Приключения двух друзей в жаркой степи (Плюс тридцать пять градусов) - Страница 9
— Ничего особенного. Одни горшки глиняные. Хочешь — покажу?
— Погоди, я за Васькой сбегаю. Он такими делами больше меня интересуется.
Опять я остался один у калитки.
Соседский пес перестал вдруг гавкать, заскулил образованно. Наверное, хозяин вышел из дома.
Так и есть! А, знакомый! Бульдозерист, Савелий Кузьмич. Точно! Он же говорил, что живет рядом с Яскажуком.
Он тоже увидел меня, улыбнулся:
— Давно с тобой не встречались, сынок!
— Я к ним, — торопливо сказал я. Еще подумает, что к нему в гости, за медом.
— К Сашке Яскажуку, так — нет?
— И к Сашке, и к Ваське.
Он удивился, поднял одну бровь.
— Васька? Кто такой?
— Сашкин брат.
Бровь поднялась еще выше.
— У Сашки брат? Ты что! Никогда у него ни братьев, ни сестер не было.
— А тот, близнец?
Савелий Кузьмич смотрел на меня, словно на чудо какое-нибудь. Потом как расхохочется.
— Ай-яй-яй! — Он вытер рукавом глаза. — Верь ему больше! Он тебе наговорит. Яскажуки — они все выдумщики, что старые, что малые.
— Савва! — позвали из дома.
— Иду!.. Жинка кличет. Заходи к нам, сынок, не стесняйся, мы люди простые…

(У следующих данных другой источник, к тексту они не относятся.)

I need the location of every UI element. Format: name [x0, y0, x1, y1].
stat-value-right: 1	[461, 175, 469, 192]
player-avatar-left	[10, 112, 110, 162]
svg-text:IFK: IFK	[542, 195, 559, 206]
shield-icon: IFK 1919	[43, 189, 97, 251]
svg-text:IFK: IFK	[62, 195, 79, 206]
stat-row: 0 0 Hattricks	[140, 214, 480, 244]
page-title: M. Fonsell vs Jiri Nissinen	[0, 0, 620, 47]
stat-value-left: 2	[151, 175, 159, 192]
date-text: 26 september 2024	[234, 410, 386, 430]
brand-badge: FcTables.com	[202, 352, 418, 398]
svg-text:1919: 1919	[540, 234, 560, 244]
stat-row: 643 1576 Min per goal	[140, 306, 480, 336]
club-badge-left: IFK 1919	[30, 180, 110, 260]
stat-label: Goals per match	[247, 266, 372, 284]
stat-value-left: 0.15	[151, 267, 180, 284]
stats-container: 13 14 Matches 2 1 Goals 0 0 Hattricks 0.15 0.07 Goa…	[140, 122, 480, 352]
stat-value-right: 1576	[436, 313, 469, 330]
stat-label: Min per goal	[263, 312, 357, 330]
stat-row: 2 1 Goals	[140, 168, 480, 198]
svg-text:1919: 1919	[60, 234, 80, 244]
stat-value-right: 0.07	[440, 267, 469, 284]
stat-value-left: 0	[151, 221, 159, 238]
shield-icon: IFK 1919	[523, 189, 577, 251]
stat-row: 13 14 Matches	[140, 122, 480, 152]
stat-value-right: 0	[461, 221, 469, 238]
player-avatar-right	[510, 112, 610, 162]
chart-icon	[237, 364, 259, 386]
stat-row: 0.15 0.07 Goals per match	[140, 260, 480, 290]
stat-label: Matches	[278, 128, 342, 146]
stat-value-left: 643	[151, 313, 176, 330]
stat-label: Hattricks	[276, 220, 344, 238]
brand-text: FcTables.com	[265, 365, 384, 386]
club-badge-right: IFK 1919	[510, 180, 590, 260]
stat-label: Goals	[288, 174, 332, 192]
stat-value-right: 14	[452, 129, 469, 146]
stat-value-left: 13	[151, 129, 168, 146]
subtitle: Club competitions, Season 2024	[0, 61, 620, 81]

Только Сашка из калитки — я в нее.
— Куда ты? — спрашивает.
— За Васькой.
— Постой, — забеспокоился он. — Васька все равно не пойдет.
— Почему?
Он долго не размышлял:
— Дядя наказал. А дядя такой: сказал «не пущу», расшибись — не пустит.
— Ничего, я его уговорю.
— Погоди! — держит меня за рукав. — Сказано — нельзя!
Я возликовал.
— Ага, нельзя! Знаю, почему нельзя. Никакого Васьки нет на свете. Ты его сам выдумал. Артист! Только я не дурней тебя. Я сразу понял, но решил: ладно, пусть поиграет, посмотрю, как у него получится.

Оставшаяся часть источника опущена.